Из кустов не доносилось ни звука. Что возьмёшь с кукольного подобия малайского долгопята-привидения? Пока развернётся, пока поднимется, пока поймёт, что случилось, пока рот откроет…
Я выждал пару минут и снова позвал:
– Ля-Ля, как ты там? Жива?
Ответом была всё та же тишина. Тогда я перегнулся через штакетник, раздвинул кусты, поискал на земле голубую зверушку, но нигде её не обнаружил. Испарилась, как настоящее привидение. Не зря её малайцы так называют.
Из палисадника соседнего коттеджа донёсся приглушенный металлический скрежет и чей-то приглушенный говор. Наконец-то хоть в каком-то доме хозяева объявились. Будет у кого разузнать, что за зверь такой сидел на штакетнике.

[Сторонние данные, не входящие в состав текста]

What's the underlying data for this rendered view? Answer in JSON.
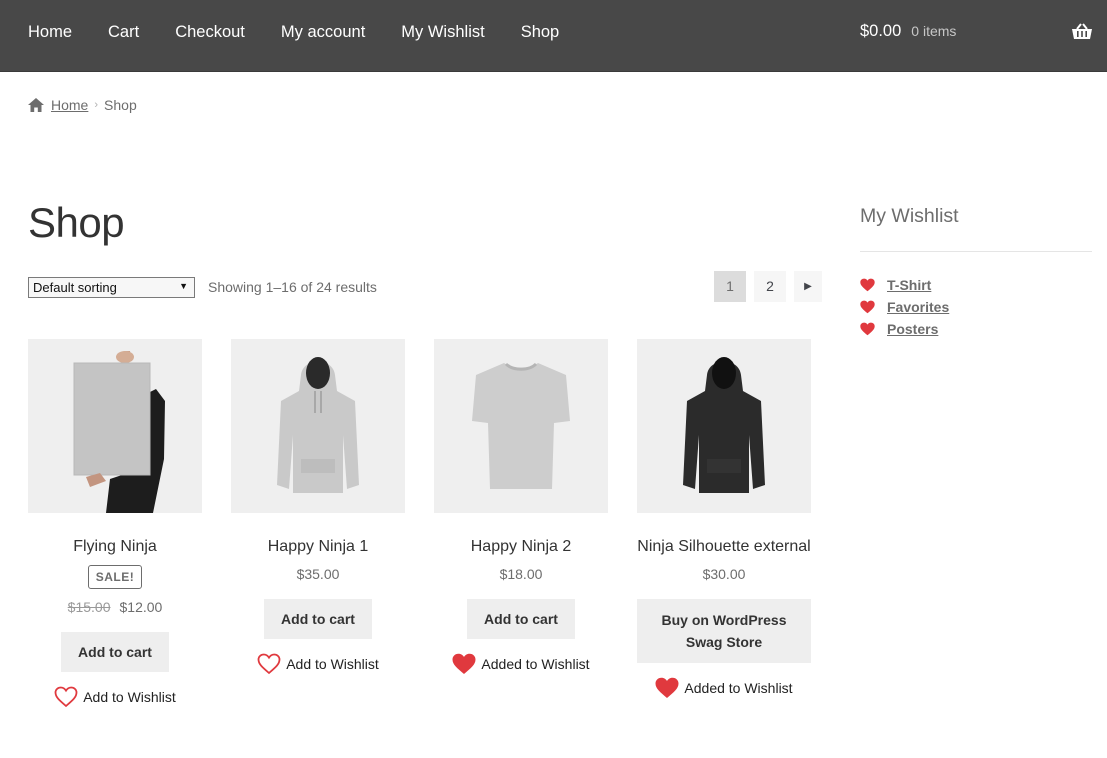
{
  "header": {
    "nav": [
      "Home",
      "Cart",
      "Checkout",
      "My account",
      "My Wishlist",
      "Shop"
    ],
    "cart_total": "$0.00",
    "cart_count": "0 items"
  },
  "breadcrumb": {
    "home": "Home",
    "current": "Shop"
  },
  "main": {
    "title": "Shop",
    "sorting": "Default sorting",
    "result_count": "Showing 1–16 of 24 results",
    "pagination": [
      "1",
      "2"
    ]
  },
  "products": [
    {
      "title": "Flying Ninja",
      "badge": "SALE!",
      "old_price": "$15.00",
      "price": "$12.00",
      "button": "Add to cart",
      "wishlist": "Add to Wishlist",
      "wishlisted": false
    },
    {
      "title": "Happy Ninja 1",
      "price": "$35.00",
      "button": "Add to cart",
      "wishlist": "Add to Wishlist",
      "wishlisted": false
    },
    {
      "title": "Happy Ninja 2",
      "price": "$18.00",
      "button": "Add to cart",
      "wishlist": "Added to Wishlist",
      "wishlisted": true
    },
    {
      "title": "Ninja Silhouette external",
      "price": "$30.00",
      "button_line1": "Buy on WordPress",
      "button_line2": "Swag Store",
      "wishlist": "Added to Wishlist",
      "wishlisted": true
    }
  ],
  "sidebar": {
    "title": "My Wishlist",
    "items": [
      "T-Shirt",
      "Favorites",
      "Posters"
    ]
  },
  "colors": {
    "header_bg": "#484848",
    "heart_red": "#e0393e",
    "button_bg": "#eeeeee"
  }
}
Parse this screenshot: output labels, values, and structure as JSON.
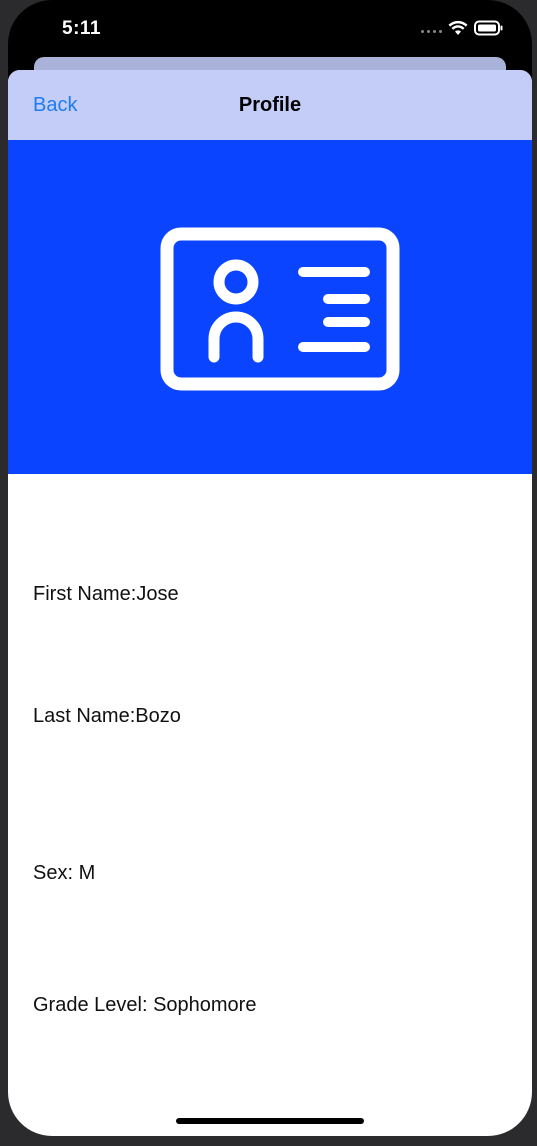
{
  "status_bar": {
    "time": "5:11",
    "icons": [
      "signal-dots-icon",
      "wifi-icon",
      "battery-icon"
    ]
  },
  "nav": {
    "back_label": "Back",
    "title": "Profile"
  },
  "hero": {
    "icon": "id-card-icon",
    "background_color": "#0b44ff"
  },
  "profile": {
    "first_name": "First Name:Jose",
    "last_name": "Last Name:Bozo",
    "sex": "Sex: M",
    "grade_level": "Grade Level: Sophomore"
  },
  "colors": {
    "nav_background": "#c3cdf7",
    "accent": "#1d7cf2"
  }
}
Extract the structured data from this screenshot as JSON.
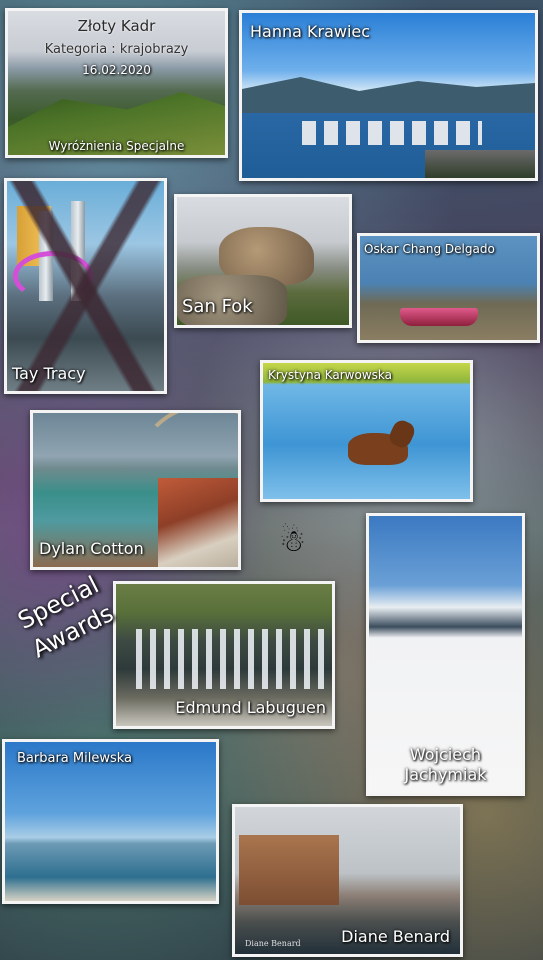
{
  "cards": {
    "zloty_kadr": {
      "title": "Złoty Kadr",
      "category": "Kategoria : krajobrazy",
      "date": "16.02.2020",
      "subtitle": "Wyróżnienia Specjalne"
    },
    "hanna": {
      "name": "Hanna Krawiec"
    },
    "tay": {
      "name": "Tay Tracy"
    },
    "san": {
      "name": "San Fok"
    },
    "oskar": {
      "name": "Oskar Chang Delgado"
    },
    "krystyna": {
      "name": "Krystyna Karwowska"
    },
    "dylan": {
      "name": "Dylan Cotton"
    },
    "edmund": {
      "name": "Edmund Labuguen"
    },
    "wojciech": {
      "first": "Wojciech",
      "last": "Jachymiak"
    },
    "barbara": {
      "name": "Barbara Milewska"
    },
    "diane": {
      "name": "Diane Benard",
      "signature": "Diane Benard"
    }
  },
  "special_awards": {
    "line1": "Special",
    "line2": "Awards"
  },
  "decoration": {
    "snowman_icon": "☃"
  }
}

Я прекратил поиски, разогнулся и направился к соседнему коттеджу. Однако когда подошёл ближе и увидел хозяев, не то, что спрашивать, разговаривать с ними расхотелось.
На крыльце, разложив изуродованные части велосипеда, орудовал гаечным ключом пухлый мальчишка в тюбетейке, а за столом сидел сухопарый старик с жиденькой длинной бородой и старательно оклеивал вощёной бумагой каркас крыльев.
– Надо киноварью магические надписи делать, – бурчал старик. – Говорят, тогда заговор крепче получается… И крылья повыше прикрепить, чтобы колени не цеплялись…
– …А без дрынобулы всё равно не полетит, – ворчал мальчишка.
Байками о загадочной дрынобуле я был сыт по горло и интересоваться у горе-воздухоплавателей её тайной не собирался.
– Добрый день, – кивнул я и постарался побыстрее проскочить мимо, но не тут-то было.
– Добрый, – согласился старик.
– Здравствуйте, – обернулся ко мне мальчишка.
Оба внимательно посмотрели на меня, не сговариваясь, переглянулись, и я понял, что пришло им в головы.